In March 1919, John Reed, an American journalist, published Ten Days that Shook the World, his eyewitness book on one of the new century’s most defining events, the Russian Revolution.

      Eighty years later, Reed’s groundbreaking work was still shaking the world. New York University ranked it seventh on its list of the 20th century’s 100 most consequential works. The reason for its high position, the university noted, was “the magnitude of the event being reported on…”

      In 60 or so days, American voters face an event of similar magnitude; Election Day, Nov. 3. Its results—whomever wins—will shake the nation and world as much and for as long as what Reed recorded a century ago.

      This is especially so for rural Americans because their communities, farms, and ranches sit on the precipice of enormous change. Many of the forces driving these changes, like climate, require global coordination; others, like tariff wars and biofuel policy, are national issues that demand swift overhaul. A few, like property taxes, must be addressed quickly and locally.

      All, however, require public action built on political consensus if U.S. farmers and ranchers are to have anywhere near as bright futures as their forebears dreamed of and drove towards.

      Where to start?

      At the beginning, notes Todd Hultman, a lead market analyst for DTN, in the September issue of Progressive Farmer, by openly acknowledging “those in agriculture”—that’s you and me—“know something is deeply wrong.”

      We know this because, he points out, it’s as obvious as the nose on our face. “If we go by USDA’s national estimates… in 2020/21, corn will lose $89 an acre, and soybeans will lose $41 an acre.”

      Also, livestock producers “who purchased 560-pound feeder steers to finish… lost $144.67 per head” from Oct. 2019 to June 2020 while farrow-to-finish hog producers “lost $23.20 a head…” over a similar period.

      So “Instead of passing the hat”—bellying up to the federal trough for ever-bigger bailout schemes—“and pretending everything is fine, maybe it’s time we had a larger conversation about the financial participation of others in the food supply chain.”

      Great idea; let’s begin with who these “others in the food supply chain” are and what we might say to them in a “larger conversation.”

      Obvious “others” would be the first and last links in the international food supply chain—the swaggering, loosely-regulated giants in seed, crop protection, fertilizer, meatpacking, grain merchandising, and food manufacturing—that carve up, then capture, government and markets alike.

      Other others would be U.S. government agencies charged with food safety and market antitrust—like the Department of Justice, the Food and Drug Administration, and the Department of Agriculture—that could do far more to level the farm and food playing field for every participant large or small instead of just clearing the way for the powerful or the wealthy.

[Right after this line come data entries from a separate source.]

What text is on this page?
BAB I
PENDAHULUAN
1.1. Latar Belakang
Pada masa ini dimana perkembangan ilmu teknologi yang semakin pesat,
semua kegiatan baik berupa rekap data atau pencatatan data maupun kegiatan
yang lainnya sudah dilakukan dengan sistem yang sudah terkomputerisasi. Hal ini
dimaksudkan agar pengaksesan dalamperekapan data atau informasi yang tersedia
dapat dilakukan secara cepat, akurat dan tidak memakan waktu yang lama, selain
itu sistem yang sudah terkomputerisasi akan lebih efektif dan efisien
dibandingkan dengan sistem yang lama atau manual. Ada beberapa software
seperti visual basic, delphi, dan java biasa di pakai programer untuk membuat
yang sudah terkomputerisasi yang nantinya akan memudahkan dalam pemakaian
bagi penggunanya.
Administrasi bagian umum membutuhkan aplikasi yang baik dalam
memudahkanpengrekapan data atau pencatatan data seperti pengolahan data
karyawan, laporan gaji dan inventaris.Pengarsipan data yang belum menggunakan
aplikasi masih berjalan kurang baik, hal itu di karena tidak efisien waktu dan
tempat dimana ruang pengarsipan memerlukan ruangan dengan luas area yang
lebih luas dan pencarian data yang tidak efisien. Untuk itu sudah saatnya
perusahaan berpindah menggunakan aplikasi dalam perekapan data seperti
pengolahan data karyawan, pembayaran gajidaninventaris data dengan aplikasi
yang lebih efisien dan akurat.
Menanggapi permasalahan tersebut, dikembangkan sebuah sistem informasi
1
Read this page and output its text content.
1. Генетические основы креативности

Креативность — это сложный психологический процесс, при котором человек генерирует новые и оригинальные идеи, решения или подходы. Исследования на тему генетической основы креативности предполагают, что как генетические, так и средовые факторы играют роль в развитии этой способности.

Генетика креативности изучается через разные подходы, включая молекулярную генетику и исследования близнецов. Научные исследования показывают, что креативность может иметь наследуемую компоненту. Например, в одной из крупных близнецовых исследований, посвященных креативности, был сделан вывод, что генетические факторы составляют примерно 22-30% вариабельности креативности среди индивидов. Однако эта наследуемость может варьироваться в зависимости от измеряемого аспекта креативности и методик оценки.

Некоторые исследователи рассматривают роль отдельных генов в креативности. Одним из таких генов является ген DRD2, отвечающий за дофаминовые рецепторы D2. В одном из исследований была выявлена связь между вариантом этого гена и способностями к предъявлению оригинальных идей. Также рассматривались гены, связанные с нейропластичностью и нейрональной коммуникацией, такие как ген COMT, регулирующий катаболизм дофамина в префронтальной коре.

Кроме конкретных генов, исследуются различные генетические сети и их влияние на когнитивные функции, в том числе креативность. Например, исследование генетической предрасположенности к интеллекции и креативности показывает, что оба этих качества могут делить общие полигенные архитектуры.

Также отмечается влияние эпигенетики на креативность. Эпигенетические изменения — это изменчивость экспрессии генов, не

      Additional others must include American farm and commodity groups—as well as long past-their-due-date commodity checkoffs—that continue to advocate 1970s “we feed the world” U.S. farm policies despite 50 years of trade deals that have made almost every nation a competitor and almost every American farmer and rancher a sitting duck.

      And, surely, “others” would include American consumers who have never paid the real cost of food because of industry-designed, government-enforced policies that shelter large parts of the food chain—like sugar, ethanol, and confined livestock and poultry production—from global markets through tariffs, mandated usage, and weak environmental policies.

      All of these “others”—from the biggest corporation to the smallest farm—must be heard as farmers, ranchers, agribusiness, and Congress move to write a new Farm Bill in the coming four years.

      That new law either can acknowledge the profound changes American farmers and ranchers face and act as a springboard to new crops, new farms, and new markets or it can tighten its grip on the past and its monocultures and feedlots that will require ever-bigger taxpayer bailouts.

      Either way, change is coming. World-shaking change.